Burner numbers might seem like a plot device best left to the writers on cheesy cop shows, but a fast-growing startup—aptly named Burner—is proving there are everyday use cases for a secondary set of digits that you can access through your existing phone via app. Here are six.
Online Dating: In an era when people might swipe right and swap numbers before they meet, having a secondary number can offer daters a sense of control and privacy. “We say if you give your number to someone on Tinder, they shouldn’t be able to figure out who you are,” says Burner CEO Greg Cohn. On Tuesday, the company announced a new feature for these users: a text bot that will ghost unwanted wooers through their burner line.
Craigslisting: Phone numbers, relative to the phones they’re associated with, are pretty dumb, Cohn says. “People can reach me who I don’t want to reach me. Anybody who has my number can get to me,” he says. The mobile number is one of those identifying pieces of information that is associated with us all across the web, so it’s nice to have a less personal number to post in public—so 20 strangers can text that one with their queries about your $60 used microwave.
Starting a small business: Among Burner users, Cohn says, are people who just launched food trucks or charter boats and don’t have a place to keep a landline for the business—but do want a separate number to look more professional and to know when an incoming call is for business or for pleasure.
The same logic goes for grassroots political campaigning or running your shop on Etsy or booking gigs for your fledgling band. For about $5 a month, subscribing to an app like Burner is a relatively cheap option compared to carrying around a second phone. And it comes with bells like being able to turn different ringers on or off at different times.

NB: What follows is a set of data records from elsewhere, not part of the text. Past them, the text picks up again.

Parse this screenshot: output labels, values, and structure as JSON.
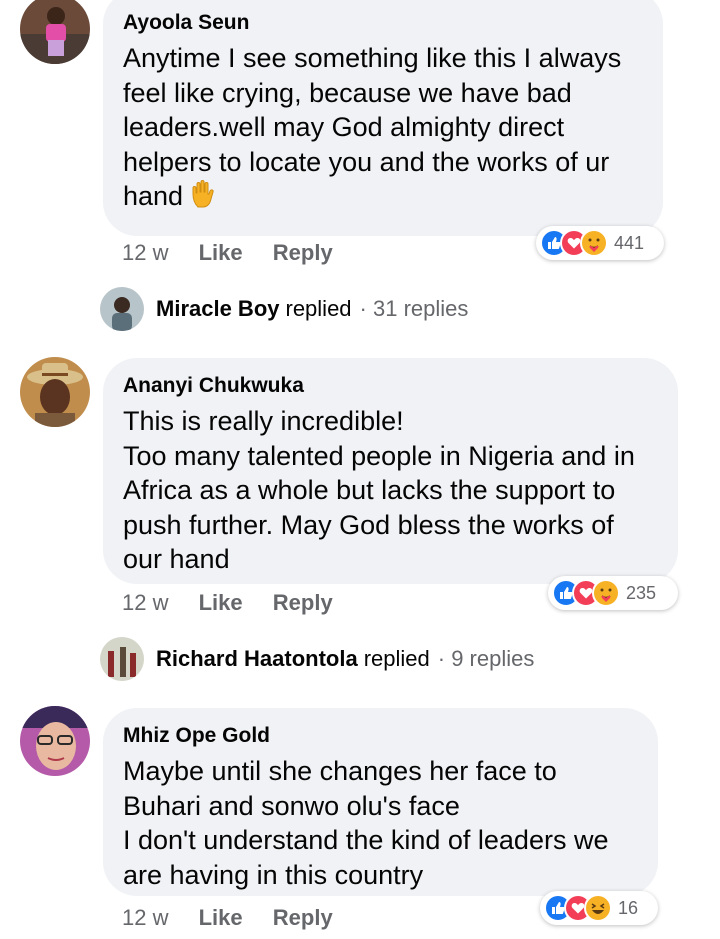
{
  "comments": [
    {
      "author": "Ayoola Seun",
      "text": "Anytime I see something like this I always feel like crying, because we have bad leaders.well may God almighty direct helpers to  locate you and the works of ur hand",
      "emoji": "raised-hand",
      "time": "12 w",
      "like_label": "Like",
      "reply_label": "Reply",
      "reaction_count": "441",
      "reactions": [
        "like",
        "love",
        "care"
      ],
      "replied_by": "Miracle Boy",
      "replied_word": "replied",
      "replies_count": "· 31 replies"
    },
    {
      "author": "Ananyi Chukwuka",
      "text": "This is really incredible!\nToo many talented people in Nigeria and in Africa as a whole but lacks the support to push further. May God bless the works of our hand",
      "time": "12 w",
      "like_label": "Like",
      "reply_label": "Reply",
      "reaction_count": "235",
      "reactions": [
        "like",
        "love",
        "care"
      ],
      "replied_by": "Richard Haatontola",
      "replied_word": "replied",
      "replies_count": "· 9 replies"
    },
    {
      "author": "Mhiz Ope Gold",
      "text": "Maybe until she changes her face to Buhari and sonwo olu's face\nI don't understand the kind of leaders we are having in this country",
      "time": "12 w",
      "like_label": "Like",
      "reply_label": "Reply",
      "reaction_count": "16",
      "reactions": [
        "like",
        "love",
        "haha"
      ]
    }
  ],
  "colors": {
    "bubble": "#f0f2f5",
    "meta": "#65676b",
    "like": "#1877f2",
    "love": "#f33e58",
    "emoji": "#f7b125"
  }
}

Compartmentalizing: More is being done via text these days. Bed, Bath and Beyond is sending you coupons via text. Airlines are sending you updates via text. And there is, of course, text spam. If you’re the kind of person who has two email addresses—one you put on any old form and one you guard more carefully—a second line accessed through an app can offer a nice partition for your life.

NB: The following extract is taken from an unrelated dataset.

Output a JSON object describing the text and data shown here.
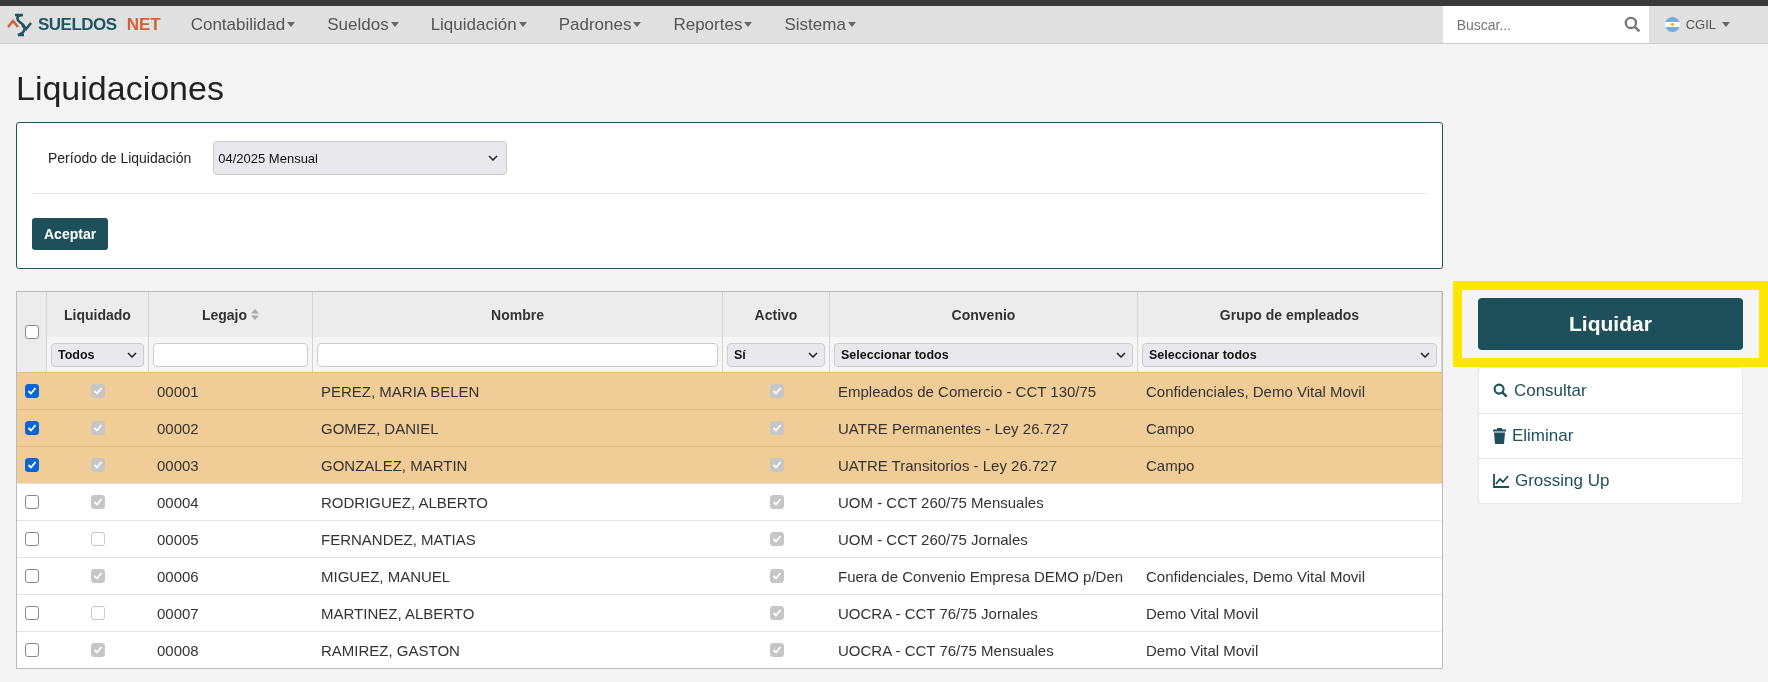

Getting married: Earlier this year, Burner added connections to other apps like SoundCloud, Google Sheets and Dropbox. And some of those using the latter are happy couples who give out the number on their wedding day. Guests can text photos to the burner number and they will be auto-logged into a Dropbox folder. There are several apps that bill themselves as wedding-day album collectors, but giving out a phone number rather than asking guests to download an app and set up an account is a smaller ask.
Applying for a job: Cohn says some Burner users are salespeople who, say, have a region that spans three states and want to appear like they have a local number in each area. A more universal reason someone might want a local number (without necessarily committing to one) is applying for that job in New York with a 646 or in San Francisco with a 415.
There are also illegitimate reasons someone might want to hide who they are by using a temporary, disposable phone number. Cohn says the company is “hyperaware” of the threat that criminals pose, be they harassers or more nefarious types. He won’t say if it has any particular trouble so far, but the company does not hold an Apple-esque line in protecting users’ privacy at all costs. “If law enforcement were to come after your information on our network, under a certain set of circumstances that we think are appropriate, we would comply,” he says.
And Cohn remains bullish on the legitimate users who might feel this burn. “The benefits,” he says, “hugely outweigh the few bad apples.”